Wisconsin Governor Promises to Close ‘Dark Store’ Tax Loophole.

Walmart, Target, and other big-box retailers around the U.S. are deploying “dark store theory” to slash property taxes. Now the state at the center of this fiscal threat may take action.

In November, CityLab investigated the practice of “dark store theory,” the novel legal argument big-box retail chains like Walmart, Target, and Menards use to slash their property taxes by assessing active stores as if they were vacant. The practice has resulted in the loss of millions of dollars in taxable value to communities in Wisconsin, Michigan, Minnesota, Indiana, and beyond.

Now Wisconsin Governor Tony Evers is pledging to shut it down: His proposed state budget will close the “dark store” legal loophole.

CityLab’s story was followed by additional reports about the issue by the New York Times, Slate, and others. These articles, and the practice itself, have generated vigorous debate about what big-box properties that proliferate across the urbanized U.S. should be worth.

Lawyers representing retailers say that big-box stores are effectively worthless at the point of sale, which should be reflected in the taxes they pay—even while the stores are still active. And many companies file repeat tax assessment appeals until municipalities capitulate. Tax assessors say that this argument defies common sense, and that the lost revenue will eventually force a heavier tax burden onto other homeowners.
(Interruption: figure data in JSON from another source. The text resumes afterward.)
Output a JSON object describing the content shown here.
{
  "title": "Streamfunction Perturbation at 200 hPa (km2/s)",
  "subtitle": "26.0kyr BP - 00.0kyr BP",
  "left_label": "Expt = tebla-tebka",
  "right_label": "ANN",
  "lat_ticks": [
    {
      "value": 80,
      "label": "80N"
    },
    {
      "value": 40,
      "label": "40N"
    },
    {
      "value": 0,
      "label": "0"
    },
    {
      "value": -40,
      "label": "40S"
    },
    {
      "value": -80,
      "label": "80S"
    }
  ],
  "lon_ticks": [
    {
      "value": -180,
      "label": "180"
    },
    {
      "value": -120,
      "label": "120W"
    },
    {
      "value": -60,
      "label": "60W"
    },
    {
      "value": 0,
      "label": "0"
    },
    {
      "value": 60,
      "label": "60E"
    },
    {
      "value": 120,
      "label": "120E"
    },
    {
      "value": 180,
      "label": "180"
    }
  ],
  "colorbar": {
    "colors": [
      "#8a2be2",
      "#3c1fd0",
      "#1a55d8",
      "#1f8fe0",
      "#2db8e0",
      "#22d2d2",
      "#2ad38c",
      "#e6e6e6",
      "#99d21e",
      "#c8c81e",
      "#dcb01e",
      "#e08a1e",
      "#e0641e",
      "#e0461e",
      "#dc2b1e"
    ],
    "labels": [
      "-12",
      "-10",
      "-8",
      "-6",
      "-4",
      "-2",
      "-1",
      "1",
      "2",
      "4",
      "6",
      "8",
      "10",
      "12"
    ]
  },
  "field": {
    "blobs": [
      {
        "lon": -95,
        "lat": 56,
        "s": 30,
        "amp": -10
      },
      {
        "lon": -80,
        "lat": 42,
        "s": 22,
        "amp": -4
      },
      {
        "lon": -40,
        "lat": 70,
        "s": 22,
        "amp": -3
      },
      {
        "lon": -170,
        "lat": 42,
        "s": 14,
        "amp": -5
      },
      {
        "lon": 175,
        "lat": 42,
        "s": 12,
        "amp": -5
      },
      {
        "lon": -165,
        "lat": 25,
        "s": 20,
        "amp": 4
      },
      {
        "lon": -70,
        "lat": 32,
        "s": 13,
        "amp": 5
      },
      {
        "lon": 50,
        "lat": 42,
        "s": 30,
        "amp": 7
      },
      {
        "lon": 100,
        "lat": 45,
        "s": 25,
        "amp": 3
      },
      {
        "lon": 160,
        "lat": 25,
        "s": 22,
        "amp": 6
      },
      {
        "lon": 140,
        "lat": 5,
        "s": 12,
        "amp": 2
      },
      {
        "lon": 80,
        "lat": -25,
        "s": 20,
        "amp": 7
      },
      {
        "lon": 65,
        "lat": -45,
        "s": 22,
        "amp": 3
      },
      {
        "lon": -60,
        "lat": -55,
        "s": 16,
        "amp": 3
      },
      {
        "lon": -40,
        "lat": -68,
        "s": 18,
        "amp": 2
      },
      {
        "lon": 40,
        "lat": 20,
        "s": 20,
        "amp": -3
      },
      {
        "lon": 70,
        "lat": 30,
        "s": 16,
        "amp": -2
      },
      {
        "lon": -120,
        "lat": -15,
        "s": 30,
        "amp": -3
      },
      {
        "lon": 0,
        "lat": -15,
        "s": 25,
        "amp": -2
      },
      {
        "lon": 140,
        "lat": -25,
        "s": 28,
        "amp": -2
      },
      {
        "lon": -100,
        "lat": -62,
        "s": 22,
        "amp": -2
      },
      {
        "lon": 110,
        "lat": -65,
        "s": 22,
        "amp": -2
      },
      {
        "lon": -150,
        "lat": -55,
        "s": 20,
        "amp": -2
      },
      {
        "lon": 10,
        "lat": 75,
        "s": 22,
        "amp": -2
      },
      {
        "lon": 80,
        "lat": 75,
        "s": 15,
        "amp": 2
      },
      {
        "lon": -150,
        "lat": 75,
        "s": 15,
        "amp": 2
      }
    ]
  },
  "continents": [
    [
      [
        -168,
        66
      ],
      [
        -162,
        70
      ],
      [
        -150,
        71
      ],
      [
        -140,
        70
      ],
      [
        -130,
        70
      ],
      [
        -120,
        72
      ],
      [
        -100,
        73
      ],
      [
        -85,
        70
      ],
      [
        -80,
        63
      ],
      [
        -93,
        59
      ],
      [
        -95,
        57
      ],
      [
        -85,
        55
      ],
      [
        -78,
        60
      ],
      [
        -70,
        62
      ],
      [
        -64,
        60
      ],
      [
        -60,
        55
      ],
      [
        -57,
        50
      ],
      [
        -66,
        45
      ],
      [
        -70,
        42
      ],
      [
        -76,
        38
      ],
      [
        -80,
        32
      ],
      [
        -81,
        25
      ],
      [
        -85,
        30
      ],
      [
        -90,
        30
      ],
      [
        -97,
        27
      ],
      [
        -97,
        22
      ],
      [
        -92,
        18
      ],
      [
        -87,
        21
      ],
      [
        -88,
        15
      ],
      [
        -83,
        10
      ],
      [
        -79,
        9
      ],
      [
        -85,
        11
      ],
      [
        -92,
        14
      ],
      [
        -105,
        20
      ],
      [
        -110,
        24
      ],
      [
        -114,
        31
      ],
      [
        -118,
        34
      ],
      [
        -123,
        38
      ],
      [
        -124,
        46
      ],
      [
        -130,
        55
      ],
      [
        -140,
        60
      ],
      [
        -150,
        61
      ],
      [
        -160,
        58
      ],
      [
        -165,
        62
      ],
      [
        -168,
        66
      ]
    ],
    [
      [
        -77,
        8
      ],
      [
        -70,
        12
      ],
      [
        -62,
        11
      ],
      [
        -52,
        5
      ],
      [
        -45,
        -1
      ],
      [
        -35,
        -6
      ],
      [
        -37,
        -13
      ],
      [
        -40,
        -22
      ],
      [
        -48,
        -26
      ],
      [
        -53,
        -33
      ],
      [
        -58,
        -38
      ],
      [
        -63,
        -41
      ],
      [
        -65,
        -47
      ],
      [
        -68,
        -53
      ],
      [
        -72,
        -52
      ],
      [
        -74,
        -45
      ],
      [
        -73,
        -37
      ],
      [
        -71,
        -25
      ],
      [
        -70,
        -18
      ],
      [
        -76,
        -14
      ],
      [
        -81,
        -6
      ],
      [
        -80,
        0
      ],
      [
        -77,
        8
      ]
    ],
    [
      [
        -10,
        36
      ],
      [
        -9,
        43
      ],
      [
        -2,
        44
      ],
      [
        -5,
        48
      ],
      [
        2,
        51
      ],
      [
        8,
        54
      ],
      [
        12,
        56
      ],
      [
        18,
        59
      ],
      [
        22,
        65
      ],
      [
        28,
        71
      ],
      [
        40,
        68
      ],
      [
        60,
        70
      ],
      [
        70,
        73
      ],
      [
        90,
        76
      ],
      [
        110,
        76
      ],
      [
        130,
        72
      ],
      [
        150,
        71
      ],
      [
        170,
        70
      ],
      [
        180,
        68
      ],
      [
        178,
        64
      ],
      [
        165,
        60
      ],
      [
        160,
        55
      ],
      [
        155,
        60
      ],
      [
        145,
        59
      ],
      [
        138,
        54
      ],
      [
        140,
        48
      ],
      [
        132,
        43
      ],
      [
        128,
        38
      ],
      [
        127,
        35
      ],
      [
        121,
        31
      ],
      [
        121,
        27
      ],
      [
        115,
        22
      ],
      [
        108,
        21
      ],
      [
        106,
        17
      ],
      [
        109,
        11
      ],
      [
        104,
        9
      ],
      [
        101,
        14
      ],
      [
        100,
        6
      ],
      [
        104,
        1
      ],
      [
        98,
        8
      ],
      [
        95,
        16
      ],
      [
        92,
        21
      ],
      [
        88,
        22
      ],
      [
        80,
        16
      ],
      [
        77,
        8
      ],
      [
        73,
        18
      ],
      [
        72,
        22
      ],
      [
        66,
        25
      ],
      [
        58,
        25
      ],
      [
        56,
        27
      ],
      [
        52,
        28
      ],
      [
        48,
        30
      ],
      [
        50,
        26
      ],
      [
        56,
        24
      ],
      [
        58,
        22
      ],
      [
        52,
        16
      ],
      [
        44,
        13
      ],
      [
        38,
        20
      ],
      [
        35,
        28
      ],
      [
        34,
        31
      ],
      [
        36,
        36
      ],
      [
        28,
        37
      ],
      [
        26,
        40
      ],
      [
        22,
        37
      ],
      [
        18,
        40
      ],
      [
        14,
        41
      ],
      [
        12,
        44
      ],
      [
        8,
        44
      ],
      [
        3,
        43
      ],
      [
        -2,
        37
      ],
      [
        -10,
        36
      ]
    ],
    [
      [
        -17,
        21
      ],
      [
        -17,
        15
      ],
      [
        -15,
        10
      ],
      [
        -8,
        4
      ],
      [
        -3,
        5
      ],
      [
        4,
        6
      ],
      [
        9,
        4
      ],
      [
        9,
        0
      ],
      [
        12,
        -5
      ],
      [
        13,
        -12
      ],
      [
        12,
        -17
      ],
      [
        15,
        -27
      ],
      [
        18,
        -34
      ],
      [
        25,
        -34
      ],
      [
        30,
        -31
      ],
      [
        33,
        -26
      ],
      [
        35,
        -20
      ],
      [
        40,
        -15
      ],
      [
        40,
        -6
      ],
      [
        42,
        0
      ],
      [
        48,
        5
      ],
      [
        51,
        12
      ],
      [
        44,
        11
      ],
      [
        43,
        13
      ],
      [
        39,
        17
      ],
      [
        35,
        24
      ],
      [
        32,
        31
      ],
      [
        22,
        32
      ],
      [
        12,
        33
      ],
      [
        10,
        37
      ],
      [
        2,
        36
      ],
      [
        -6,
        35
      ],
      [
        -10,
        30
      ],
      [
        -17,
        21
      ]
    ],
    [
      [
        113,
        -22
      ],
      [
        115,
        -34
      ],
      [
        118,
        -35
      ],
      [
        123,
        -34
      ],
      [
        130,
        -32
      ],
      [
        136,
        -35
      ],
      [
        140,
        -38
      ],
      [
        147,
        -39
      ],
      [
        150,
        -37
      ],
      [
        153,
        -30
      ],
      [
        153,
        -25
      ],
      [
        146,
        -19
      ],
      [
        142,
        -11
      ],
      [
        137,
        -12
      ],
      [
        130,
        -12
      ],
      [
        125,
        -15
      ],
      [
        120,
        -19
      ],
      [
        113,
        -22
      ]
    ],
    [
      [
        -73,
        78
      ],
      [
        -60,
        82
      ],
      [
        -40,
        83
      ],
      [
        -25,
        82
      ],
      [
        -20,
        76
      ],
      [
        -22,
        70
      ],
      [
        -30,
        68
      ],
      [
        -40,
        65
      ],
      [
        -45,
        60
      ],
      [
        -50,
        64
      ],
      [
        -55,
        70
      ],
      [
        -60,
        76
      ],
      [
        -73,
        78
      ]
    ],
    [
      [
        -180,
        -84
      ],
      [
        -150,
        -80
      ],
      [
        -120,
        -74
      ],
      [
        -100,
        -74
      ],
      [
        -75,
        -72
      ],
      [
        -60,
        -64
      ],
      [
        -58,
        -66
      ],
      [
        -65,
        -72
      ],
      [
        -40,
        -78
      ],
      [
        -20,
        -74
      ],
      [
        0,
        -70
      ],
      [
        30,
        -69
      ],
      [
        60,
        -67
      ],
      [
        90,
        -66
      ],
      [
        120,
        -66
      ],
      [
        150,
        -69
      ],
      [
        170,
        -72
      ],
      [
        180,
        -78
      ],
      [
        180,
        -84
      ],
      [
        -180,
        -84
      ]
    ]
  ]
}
State tax boards weighing the two sides have largely been split about who’s right. And municipal finance experts have warned that fiscal havoc lies ahead for local governments across the U.S. if the issue isn’t resolved by state tax laws.

The commitment to close the loophole by Evers, Wisconsin’s newly elected Democratic leader, also follows statehouse lobbying by the Wisconsin League of Municipalities and the Wisconsin Counties Association, two groups representing the interests of local units that levy property taxes. In 2018, state lawmakers considered a bill that would have blocked the practice, but the measure failed to reach a vote.
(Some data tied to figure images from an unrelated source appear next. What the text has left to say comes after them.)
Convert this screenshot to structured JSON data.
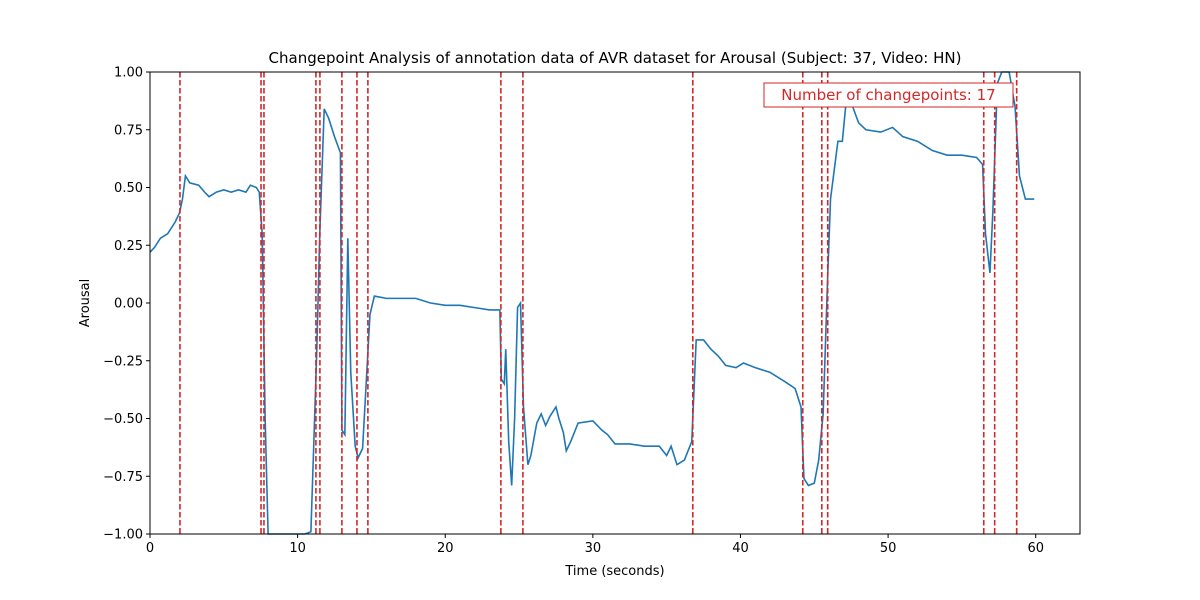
{
  "chart_data": {
    "type": "line",
    "title": "Changepoint Analysis of annotation data of AVR dataset for Arousal (Subject: 37, Video: HN)",
    "x_label": "Time (seconds)",
    "y_label": "Arousal",
    "xlim": [
      0,
      63
    ],
    "xticks": [
      0,
      10,
      20,
      30,
      40,
      50,
      60
    ],
    "ylim": [
      -1,
      1
    ],
    "yticks": [
      {
        "value": -1,
        "label": "−1.00"
      },
      {
        "value": -0.75,
        "label": "−0.75"
      },
      {
        "value": -0.5,
        "label": "−0.50"
      },
      {
        "value": -0.25,
        "label": "−0.25"
      },
      {
        "value": 0,
        "label": "0.00"
      },
      {
        "value": 0.25,
        "label": "0.25"
      },
      {
        "value": 0.5,
        "label": "0.50"
      },
      {
        "value": 0.75,
        "label": "0.75"
      },
      {
        "value": 1,
        "label": "1.00"
      }
    ],
    "series": [
      {
        "color": "#1f77b4",
        "x": [
          0,
          0.3,
          0.7,
          1.2,
          1.7,
          2.0,
          2.2,
          2.4,
          2.7,
          3.3,
          3.7,
          4.0,
          4.5,
          5.0,
          5.5,
          6.0,
          6.5,
          6.8,
          7.2,
          7.4,
          7.6,
          7.8,
          8.0,
          9.0,
          10.5,
          10.9,
          11.1,
          11.3,
          11.5,
          11.8,
          12.1,
          12.5,
          12.9,
          13.0,
          13.2,
          13.4,
          13.6,
          13.9,
          14.1,
          14.4,
          14.6,
          14.9,
          15.2,
          16,
          17,
          18,
          19,
          20,
          21,
          22,
          23,
          23.7,
          23.8,
          24.0,
          24.1,
          24.3,
          24.5,
          24.7,
          24.9,
          25.1,
          25.3,
          25.6,
          25.8,
          26.2,
          26.5,
          26.8,
          27.1,
          27.5,
          27.7,
          28.0,
          28.2,
          28.5,
          29.0,
          30.0,
          30.6,
          31.0,
          31.5,
          32.5,
          33.5,
          34.5,
          35.0,
          35.3,
          35.7,
          36.2,
          36.7,
          37.0,
          37.5,
          38.0,
          38.5,
          39.0,
          39.7,
          40.2,
          41.0,
          42.0,
          43.0,
          43.7,
          44.1,
          44.3,
          44.6,
          45.0,
          45.3,
          45.6,
          45.9,
          46.1,
          46.6,
          46.9,
          47.2,
          47.6,
          48.0,
          48.5,
          49.5,
          50.3,
          51.0,
          52.0,
          53.0,
          54.0,
          55.0,
          56.0,
          56.4,
          56.6,
          56.9,
          57.1,
          57.4,
          57.7,
          58.2,
          58.6,
          58.9,
          59.3,
          59.6,
          59.9
        ],
        "values": [
          0.22,
          0.24,
          0.28,
          0.3,
          0.35,
          0.39,
          0.45,
          0.55,
          0.52,
          0.51,
          0.48,
          0.46,
          0.48,
          0.49,
          0.48,
          0.49,
          0.48,
          0.51,
          0.5,
          0.48,
          0.3,
          -0.5,
          -1.0,
          -1.0,
          -1.0,
          -0.99,
          -0.6,
          -0.2,
          0.3,
          0.84,
          0.8,
          0.72,
          0.65,
          -0.55,
          -0.57,
          0.28,
          -0.3,
          -0.62,
          -0.67,
          -0.63,
          -0.4,
          -0.05,
          0.03,
          0.02,
          0.02,
          0.02,
          0.0,
          -0.01,
          -0.01,
          -0.02,
          -0.03,
          -0.03,
          -0.33,
          -0.35,
          -0.2,
          -0.6,
          -0.79,
          -0.5,
          -0.02,
          0.0,
          -0.45,
          -0.7,
          -0.66,
          -0.52,
          -0.48,
          -0.53,
          -0.49,
          -0.45,
          -0.5,
          -0.56,
          -0.64,
          -0.6,
          -0.52,
          -0.51,
          -0.55,
          -0.57,
          -0.61,
          -0.61,
          -0.62,
          -0.62,
          -0.66,
          -0.62,
          -0.7,
          -0.68,
          -0.6,
          -0.16,
          -0.16,
          -0.2,
          -0.23,
          -0.27,
          -0.28,
          -0.26,
          -0.28,
          -0.3,
          -0.34,
          -0.37,
          -0.45,
          -0.76,
          -0.79,
          -0.78,
          -0.68,
          -0.48,
          0.1,
          0.45,
          0.7,
          0.7,
          0.9,
          0.85,
          0.78,
          0.75,
          0.74,
          0.76,
          0.72,
          0.7,
          0.66,
          0.64,
          0.64,
          0.63,
          0.6,
          0.3,
          0.13,
          0.4,
          0.95,
          1.0,
          1.0,
          0.85,
          0.55,
          0.45,
          0.45,
          0.45
        ]
      }
    ],
    "changepoints": [
      2.03,
      7.52,
      7.72,
      11.24,
      11.51,
      13.0,
      14.02,
      14.76,
      23.77,
      25.26,
      36.77,
      44.22,
      45.51,
      45.91,
      56.48,
      57.22,
      58.71
    ],
    "changepoint_color": "#d62728",
    "annotation": "Number of changepoints: 17"
  }
}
“Having large big box stores have the property tax levied at a level as if the building is empty is absolutely a non-starter with me,” he told reporters this week. “It should be fair for all and in order to do that we have to close that loophole.”
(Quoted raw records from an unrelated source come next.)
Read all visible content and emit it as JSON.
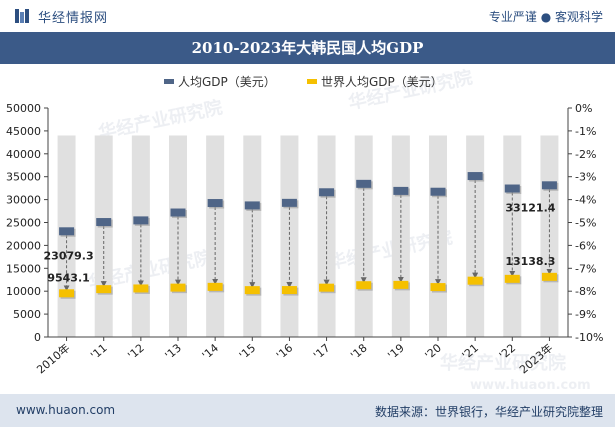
{
  "header": {
    "site_name": "华经情报网",
    "slogan": "专业严谨 ● 客观科学",
    "title": "2010-2023年大韩民国人均GDP"
  },
  "footer": {
    "url": "www.huaon.com",
    "source": "数据来源：世界银行，华经产业研究院整理"
  },
  "watermark": {
    "text": "华经产业研究院",
    "url": "www.huaon.com"
  },
  "colors": {
    "korea_series": "#4f6587",
    "world_series": "#f5c000",
    "background_bar": "#e0e0e0",
    "title_bar": "#3b5a88"
  },
  "chart_data": {
    "type": "line",
    "title": "2010-2023年大韩民国人均GDP",
    "categories": [
      "2010年",
      "'11",
      "'12",
      "'13",
      "'14",
      "'15",
      "'16",
      "'17",
      "'18",
      "'19",
      "'20",
      "'21",
      "'22",
      "2023年"
    ],
    "series": [
      {
        "name": "人均GDP（美元）",
        "color": "#4f6587",
        "values": [
          23079.3,
          25100,
          25460,
          27180,
          29250,
          28730,
          29290,
          31600,
          33440,
          31900,
          31720,
          35140,
          32420,
          33121.4
        ]
      },
      {
        "name": "世界人均GDP（美元）",
        "color": "#f5c000",
        "values": [
          9543.1,
          10450,
          10600,
          10780,
          10950,
          10230,
          10250,
          10770,
          11310,
          11380,
          10900,
          12300,
          12700,
          13138.3
        ]
      }
    ],
    "data_labels": [
      {
        "series": 0,
        "index": 0,
        "text": "23079.3"
      },
      {
        "series": 1,
        "index": 0,
        "text": "9543.1"
      },
      {
        "series": 0,
        "index": 13,
        "text": "33121.4"
      },
      {
        "series": 1,
        "index": 13,
        "text": "13138.3"
      }
    ],
    "y_left": {
      "min": 0,
      "max": 50000,
      "step": 5000,
      "ticks": [
        "0",
        "5000",
        "10000",
        "15000",
        "20000",
        "25000",
        "30000",
        "35000",
        "40000",
        "45000",
        "50000"
      ]
    },
    "y_right": {
      "min": -10,
      "max": 0,
      "step": 1,
      "ticks": [
        "0%",
        "-1%",
        "-2%",
        "-3%",
        "-4%",
        "-5%",
        "-6%",
        "-7%",
        "-8%",
        "-9%",
        "-10%"
      ]
    },
    "background_bar_value": 44000,
    "legend_position": "top-center",
    "grid": false
  }
}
Still, this element of Evers’ budget proposal is likely to find a challenger in Wisconsin Manufacturers & Commerce, the trade group representing retailers that have benefited from this tax appeal tactic. And Indiana, the only state that has enacted legislation to combat dark store theory, has continued to see challenges by commercial property tax payers using the same type of argument.

To Robert Hill, a Minnesota-based attorney who is perhaps the nation’s top lawyer propagating dark store theory on behalf of big-box stores, the issue is a matter of rebalancing the property tax burden that currently weighs too heavily on successful businesses. Corporations must defend themselves from being “discriminated against” by assessors, Hill told CityLab last year.

“We eat what we kill,” he said. “We kill only because they need to be killed.”

Evers’ budget proposal is expected later this month.